December 15, 2008 at 5:07 pm

OFWAT, the water industry regulator, has announced plans by water companies across England and Wales to hike their bills by, on average, 9% above the predicted inflation rate between 2010 and 2015. That would bring the average household bill to approximately £350 per year.

Every five years, OFWAT sets price limits for water companies in England and Wales in its periodic review. Consultations for the next review (PR09), which is due in November 2009, are well underway and there is increasing pressure on OFWAT to allow early changes to the prices set for individual water companies in the 2004 periodic review (PR04).
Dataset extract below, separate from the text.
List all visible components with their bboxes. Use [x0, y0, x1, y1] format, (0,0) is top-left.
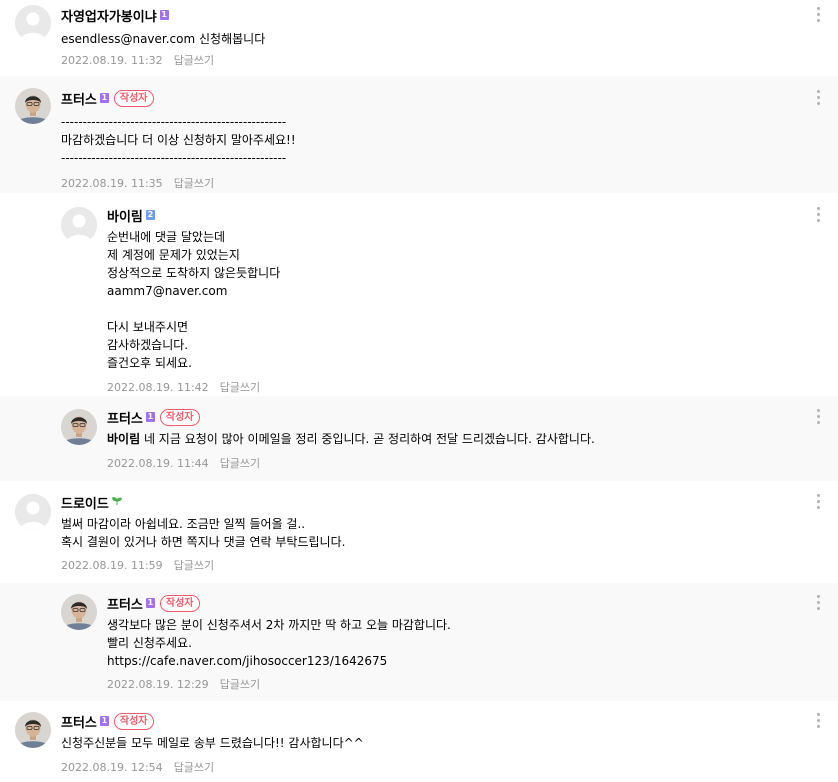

OFWAT has just turned down a request from Sutton and East Surrey Water to hike bills by 10.2% above the inflation rate as early as next April. The utility company, which services the London boroughs of Merton, Sutton and Croydon, as well as parts of Kent, Surrey and Sussex, cited climatic events, such as the 2006 drought and the heavy rains the following year, as well as higher energy prices, to justify its request.

More generally, water companies blamed higher running costs, the effects of climate change and the necessary investments in infrastructure in the aftermath of floods for the need to raise prices. Bristol Water, for instance, is proposing in its draft business plan a rise in price of 26% above the predicted level of inflation.

In a time of soaring fuel bills and global economic uncertainty, this will come as yet another body blow for the average householder. The Consumer Council for Water, while calling on OFWAT to hold firm against the water companies, is urging consumers to take simple steps to save on water use, such as switching from baths to showers, installing dual flushes in toilets, ensuring dishwashers and washing machines are full before using them and recycling grey water for gardening.

According to the Environment Agency, generalising the use of water meters, which ensure that consumers only pay for the amount they actually use, remains the most efficient way to reduce water usage. Recent research shows that a metered household uses on average 10 to 15% less water than an unmetered one. With only one home in three fitted with a water meter at the present time, the margin for improvement and the potential savings are huge. The Environment Agency has set out to invert this tendency by 2015, particularly in water stressed areas.

Contrary to common belief, rainwater is much scarcer in the UK than in other European countries, in which the use of water meters is the norm. The UK only has 1334 m³ (cubic meters of water) per person per year compared to over 3000 m³ in France and 2700m³ in Spain and Italy. The South East is particularly water stressed, with hardly 263 m³ per person per year, due to the high density of population.